The Bush administration came into office with plans for a war of conquest against Iraq already well advanced. Six months before the September 11 attacks, Vice President Cheney was directing his secretive energy task force, a body that brought together the administration and top executives of major American energy companies.

As documents pried loose from the administration by court order have shown, one of the key topics this task force discussed was Iraq. Cheney and his former oil industry colleagues were pouring over maps of Iraq’s oilfields and reviewing plans of their foreign rivals—Royal Dutch/Shell, Total Elf Aquitaine, Lukoil and others—to secure concessions from the Saddam Hussein regime to exploit these fields. The US invasion ensured that these plans never reached fruition.

Even before the first US troops entered Iraq, the US drew up its own plans for the exploitation of Iraq’s huge petroleum reserves. In February 2003, the US Agency for International Development completed a blueprint for the privatization of Iraq’s public sector enterprises, particularly its state-run oil industry.

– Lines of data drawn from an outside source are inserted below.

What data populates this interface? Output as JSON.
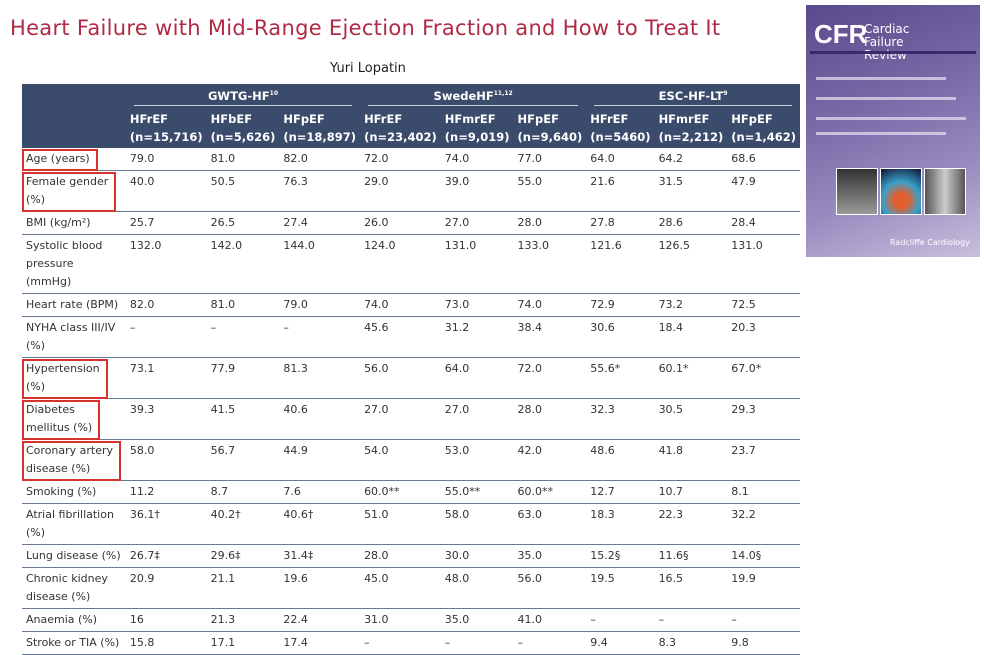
{
  "title": "Heart Failure with Mid-Range Ejection Fraction and How to Treat It",
  "author": "Yuri Lopatin",
  "groups": [
    {
      "name": "GWTG-HF",
      "ref": "10"
    },
    {
      "name": "SwedeHF",
      "ref": "11,12"
    },
    {
      "name": "ESC-HF-LT",
      "ref": "9"
    }
  ],
  "columns": [
    {
      "name": "HFrEF",
      "n": "(n=15,716)"
    },
    {
      "name": "HFbEF",
      "n": "(n=5,626)"
    },
    {
      "name": "HFpEF",
      "n": "(n=18,897)"
    },
    {
      "name": "HFrEF",
      "n": "(n=23,402)"
    },
    {
      "name": "HFmrEF",
      "n": "(n=9,019)"
    },
    {
      "name": "HFpEF",
      "n": "(n=9,640)"
    },
    {
      "name": "HFrEF",
      "n": "(n=5460)"
    },
    {
      "name": "HFmrEF",
      "n": "(n=2,212)"
    },
    {
      "name": "HFpEF",
      "n": "(n=1,462)"
    }
  ],
  "rows": [
    {
      "label": "Age (years)",
      "highlighted": true,
      "values": [
        "79.0",
        "81.0",
        "82.0",
        "72.0",
        "74.0",
        "77.0",
        "64.0",
        "64.2",
        "68.6"
      ]
    },
    {
      "label": "Female gender (%)",
      "highlighted": true,
      "values": [
        "40.0",
        "50.5",
        "76.3",
        "29.0",
        "39.0",
        "55.0",
        "21.6",
        "31.5",
        "47.9"
      ]
    },
    {
      "label": "BMI (kg/m²)",
      "highlighted": false,
      "values": [
        "25.7",
        "26.5",
        "27.4",
        "26.0",
        "27.0",
        "28.0",
        "27.8",
        "28.6",
        "28.4"
      ]
    },
    {
      "label": "Systolic blood pressure (mmHg)",
      "highlighted": false,
      "values": [
        "132.0",
        "142.0",
        "144.0",
        "124.0",
        "131.0",
        "133.0",
        "121.6",
        "126.5",
        "131.0"
      ]
    },
    {
      "label": "Heart rate (BPM)",
      "highlighted": false,
      "values": [
        "82.0",
        "81.0",
        "79.0",
        "74.0",
        "73.0",
        "74.0",
        "72.9",
        "73.2",
        "72.5"
      ]
    },
    {
      "label": "NYHA class III/IV (%)",
      "highlighted": false,
      "values": [
        "–",
        "–",
        "–",
        "45.6",
        "31.2",
        "38.4",
        "30.6",
        "18.4",
        "20.3"
      ]
    },
    {
      "label": "Hypertension (%)",
      "highlighted": true,
      "values": [
        "73.1",
        "77.9",
        "81.3",
        "56.0",
        "64.0",
        "72.0",
        "55.6*",
        "60.1*",
        "67.0*"
      ]
    },
    {
      "label": "Diabetes mellitus (%)",
      "highlighted": true,
      "values": [
        "39.3",
        "41.5",
        "40.6",
        "27.0",
        "27.0",
        "28.0",
        "32.3",
        "30.5",
        "29.3"
      ]
    },
    {
      "label": "Coronary artery disease (%)",
      "highlighted": true,
      "values": [
        "58.0",
        "56.7",
        "44.9",
        "54.0",
        "53.0",
        "42.0",
        "48.6",
        "41.8",
        "23.7"
      ]
    },
    {
      "label": "Smoking (%)",
      "highlighted": false,
      "values": [
        "11.2",
        "8.7",
        "7.6",
        "60.0**",
        "55.0**",
        "60.0**",
        "12.7",
        "10.7",
        "8.1"
      ]
    },
    {
      "label": "Atrial fibrillation (%)",
      "highlighted": false,
      "values": [
        "36.1†",
        "40.2†",
        "40.6†",
        "51.0",
        "58.0",
        "63.0",
        "18.3",
        "22.3",
        "32.2"
      ]
    },
    {
      "label": "Lung disease (%)",
      "highlighted": false,
      "values": [
        "26.7‡",
        "29.6‡",
        "31.4‡",
        "28.0",
        "30.0",
        "35.0",
        "15.2§",
        "11.6§",
        "14.0§"
      ]
    },
    {
      "label": "Chronic kidney disease (%)",
      "highlighted": false,
      "values": [
        "20.9",
        "21.1",
        "19.6",
        "45.0",
        "48.0",
        "56.0",
        "19.5",
        "16.5",
        "19.9"
      ]
    },
    {
      "label": "Anaemia (%)",
      "highlighted": false,
      "values": [
        "16",
        "21.3",
        "22.4",
        "31.0",
        "35.0",
        "41.0",
        "–",
        "–",
        "–"
      ]
    },
    {
      "label": "Stroke or TIA (%)",
      "highlighted": false,
      "values": [
        "15.8",
        "17.1",
        "17.4",
        "–",
        "–",
        "–",
        "9.4",
        "8.3",
        "9.8"
      ]
    }
  ],
  "cover": {
    "logo": "CFR",
    "journal": "Cardiac Failure Review",
    "publisher": "Radcliffe Cardiology"
  },
  "colors": {
    "title": "#b02a45",
    "header": "#3b4b6c",
    "highlight_box": "#d6332e"
  }
}
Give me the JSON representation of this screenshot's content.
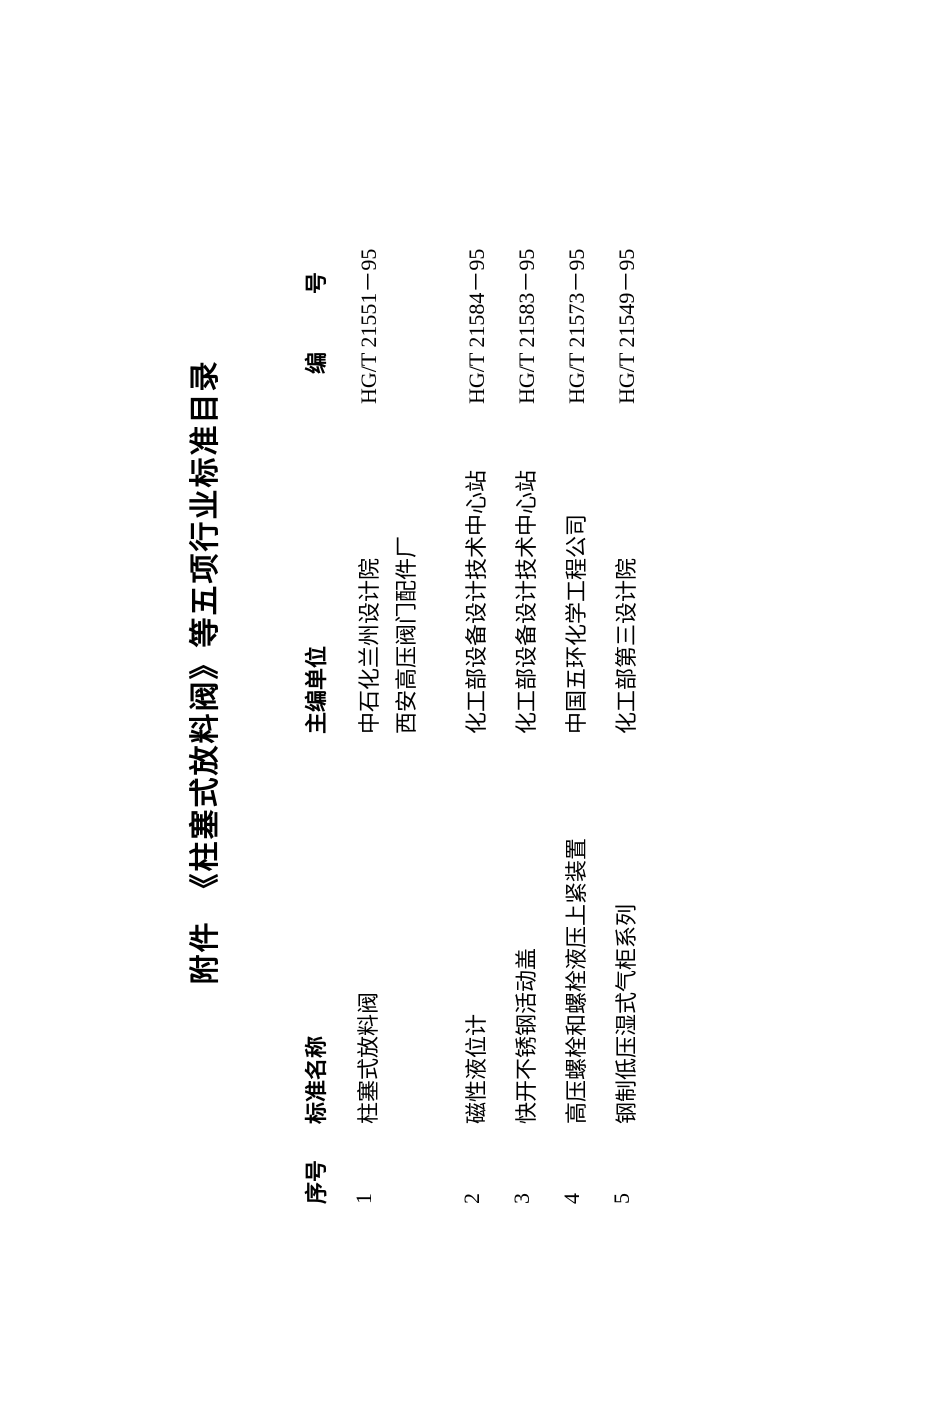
{
  "title": "附件　《柱塞式放料阀》等五项行业标准目录",
  "headers": {
    "seq": "序号",
    "name": "标准名称",
    "editor": "主编单位",
    "code": "编　号"
  },
  "rows": [
    {
      "seq": "1",
      "name": "柱塞式放料阀",
      "editor_line1": "中石化兰州设计院",
      "editor_line2": "西安高压阀门配件厂",
      "code": "HG/T 21551－95"
    },
    {
      "seq": "2",
      "name": "磁性液位计",
      "editor_line1": "化工部设备设计技术中心站",
      "editor_line2": "",
      "code": "HG/T 21584－95"
    },
    {
      "seq": "3",
      "name": "快开不锈钢活动盖",
      "editor_line1": "化工部设备设计技术中心站",
      "editor_line2": "",
      "code": "HG/T 21583－95"
    },
    {
      "seq": "4",
      "name": "高压螺栓和螺栓液压上紧装置",
      "editor_line1": "中国五环化学工程公司",
      "editor_line2": "",
      "code": "HG/T 21573－95"
    },
    {
      "seq": "5",
      "name": "钢制低压湿式气柜系列",
      "editor_line1": "化工部第三设计院",
      "editor_line2": "",
      "code": "HG/T 21549－95"
    }
  ]
}
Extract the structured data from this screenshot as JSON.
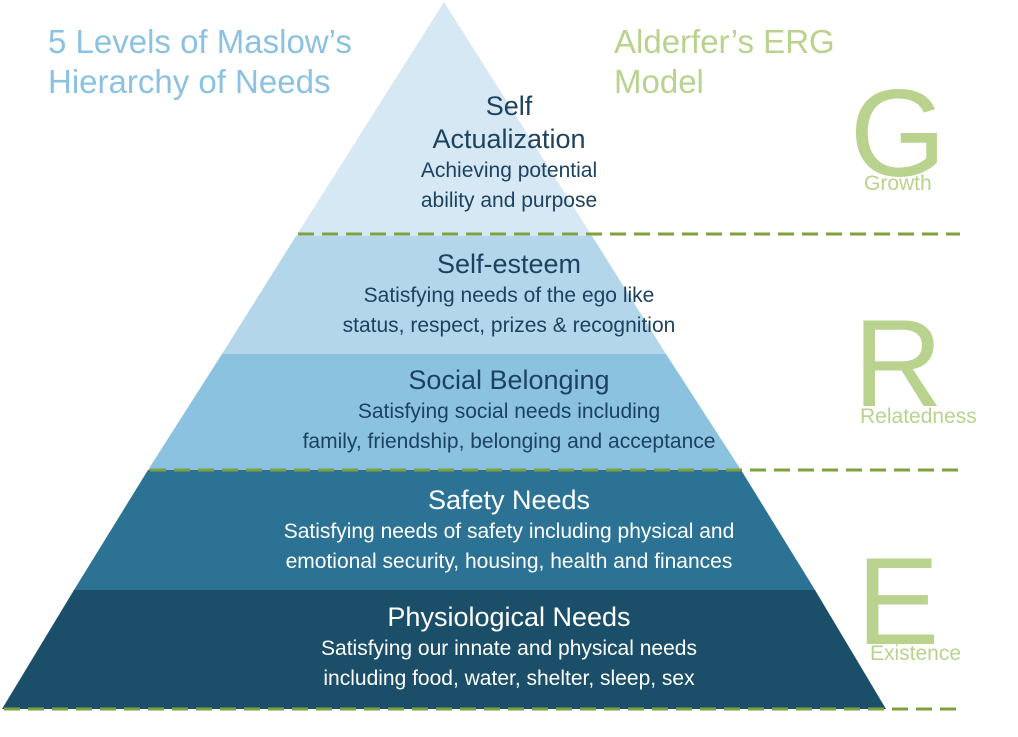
{
  "titles": {
    "maslow": "5 Levels of Maslow’s Hierarchy of Needs",
    "erg": "Alderfer’s ERG Model"
  },
  "levels": [
    {
      "title": "Self Actualization",
      "description": [
        "Achieving potential",
        "ability and purpose"
      ],
      "color": "#d6e8f4"
    },
    {
      "title": "Self-esteem",
      "description": [
        "Satisfying needs of the ego like",
        "status, respect, prizes & recognition"
      ],
      "color": "#b4d6ea"
    },
    {
      "title": "Social Belonging",
      "description": [
        "Satisfying social needs including",
        "family, friendship, belonging and acceptance"
      ],
      "color": "#8ac2e0"
    },
    {
      "title": "Safety Needs",
      "description": [
        "Satisfying needs of safety including physical and",
        "emotional security, housing, health and finances"
      ],
      "color": "#2b7295"
    },
    {
      "title": "Physiological Needs",
      "description": [
        "Satisfying our innate and physical needs",
        "including food, water, shelter, sleep, sex"
      ],
      "color": "#1b4e69"
    }
  ],
  "erg": [
    {
      "letter": "G",
      "label": "Growth"
    },
    {
      "letter": "R",
      "label": "Relatedness"
    },
    {
      "letter": "E",
      "label": "Existence"
    }
  ],
  "colors": {
    "divider": "#7fa03f",
    "maslow_text": "#8cc2e1",
    "erg_text": "#b9d38e",
    "dark_label_text": "#1d4260"
  }
}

It is the resistance of the Iraqi people that has stymied these plans. No US companies, outside of the military contractors supplying mercenaries and ferrying supplies for the US occupation, dare operate in Iraq. As for the oil sector, continuous attacks by the resistance on pipelines and other parts of the oil infrastructure have inflicted an estimated $1 billion in losses this year.

To the extent that profits have been made in Iraq, they have come from padded military contracts and the diversion of funds supposedly meant for reconstruction into the coffers of US corporations. Out of the $18.4 billion budgeted by Congress a year ago for that purpose, only about $1 billion has been spent. According to one recent study, less than 30 percent of this money has been spent on Iraq, with the rest paying for security, profits and US employees’ salaries. Hundreds of millions have been lost to embezzlement and mismanagement.

An air of corruption and greed hangs over the entire US venture in Iraq. While invoking right-wing ideology and Christian fundamentalism to justify cruelty against the Iraqi people, Washington has pursued policies that amount to colonialism on the cheap, pursuing reckless policies aimed at achieving only the shortest-term objectives and interests. The results have proven catastrophic.

Behind the official White House triumphalism, there is a growing air of demoralization within the political establishment over what is widely viewed as a debacle in Iraq. The Kerry campaign in recent weeks has attempted to appeal to these sentiments within ruling circles. He attributes the mounting violence and chaos in Iraq to incompetence on the part of Bush and his subordinates, while claiming that he can conduct a more effective war.

But the source of this debacle goes far deeper. The ugly character of the occupation is a reflection of America’s ruling oligarchy and its methods. It embodies the criminality and rapaciousness with which the financial elite in the US has accumulated obscene levels of wealth, as well as its contempt for the problems and sentiments of the masses of working people, both at home and abroad.

The disaster that US imperialism has created in Iraq manifests the internal rot of an entire social system.

The struggle to end the war in Iraq cannot be waged successfully outside of a fight for the revolutionary transformation of American society. This means working people mobilizing in their own independent party to fight for the socialist reorganization of society, subordinating the drive for profit and the accumulation of personal wealth to the needs and aspirations of the billions of people across the planet who produce that wealth.